The reality is that a full-blown civil war in Syria is in the works, one that will surely change U.S. priorities in the country. Thus, Washington cannot afford to lead from behind. It is smart to repeat that Syria is not Libya in advancing an argument against military intervention. But it is precisely because Syria is not Libya that Washington cannot merely state its concerns and hope for the best. Unlike in Libya, the stakes in Syria are high, and the United States must take charge, although that does not necessarily mean boots on the ground, another Libya-like aerial campaign or other military options.

Washington’s reactive Syria strategy is at risk of being overrun by events on the ground. A more proactive strategy is desperately needed, one that entails tough bargaining and creative diplomacy with the Russians. The United States needs to know what it would take for Russia to abandon the Syrian regime. If it is continued access to the port of Tartous and business opportunities, as well as healthy trade and strategic relations with the next Syrian government, then so be it. The administration should get it on paper and have the Syrian opposition sign off. There also should be frank discussions about the U.S. policy of NATO expansion.

This high-stakes negotiation with Moscow will obviously not be just about Syria. It will be about the future of the Middle East and U.S. strategic interests—oil, Israel, stability and democracy promotion—in that vital part of the world. Maybe the price of Russian cooperation is higher than this, but it’s high time Washington negotiates with Moscow in a serious fashion.

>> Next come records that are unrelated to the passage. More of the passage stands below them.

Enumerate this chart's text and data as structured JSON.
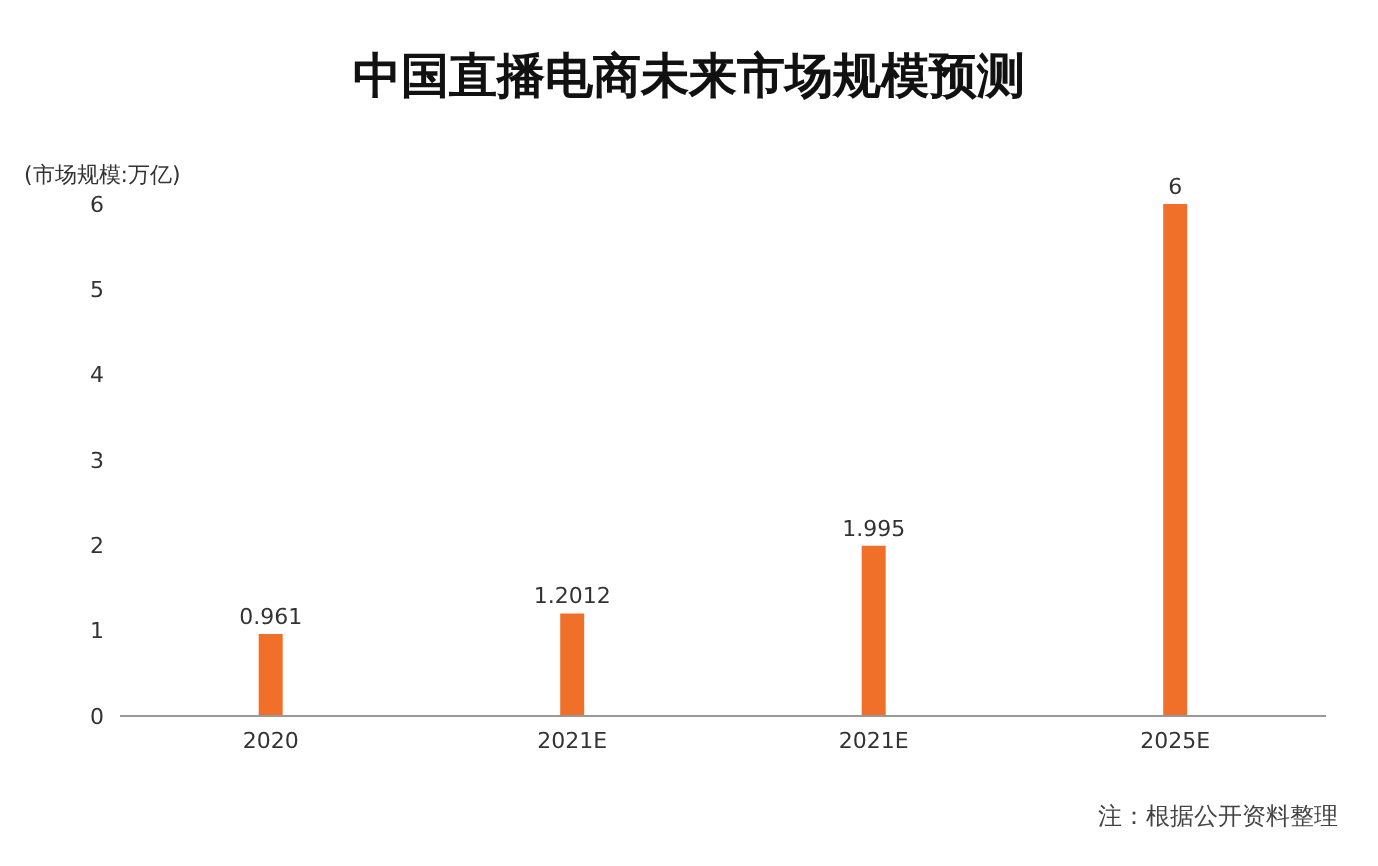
{
  "chart_data": {
    "type": "bar",
    "title": "中国直播电商未来市场规模预测",
    "ylabel": "(市场规模:万亿)",
    "categories": [
      "2020",
      "2021E",
      "2021E",
      "2025E"
    ],
    "values": [
      0.961,
      1.2012,
      1.995,
      6
    ],
    "color": "#f0702a",
    "ylim": [
      0,
      6
    ],
    "yticks": [
      0,
      1,
      2,
      3,
      4,
      5,
      6
    ],
    "grid": false,
    "data_labels": true,
    "annotations": [
      "注：根据公开资料整理"
    ]
  }
}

If Assad loses Moscow as a friend at the UN Security Council, things will get much tougher for him at home. Russia’s change of position could well be the trigger for some real defections in the Syrian government. Yet domestic politics in Washington and Moscow could stand in the way of a more aggressive U.S. diplomatic strategy. Will Barack Obama risk raising the stakes on Syria before November and talk tough with Vladimir Putin? Will Putin play ball at a time when he is trying to reassert himself on the international stage and show domestic opponents that he can defy Washington? It’s possible but not inevitable—and only an offensive diplomatic strategy can keep the possibility open.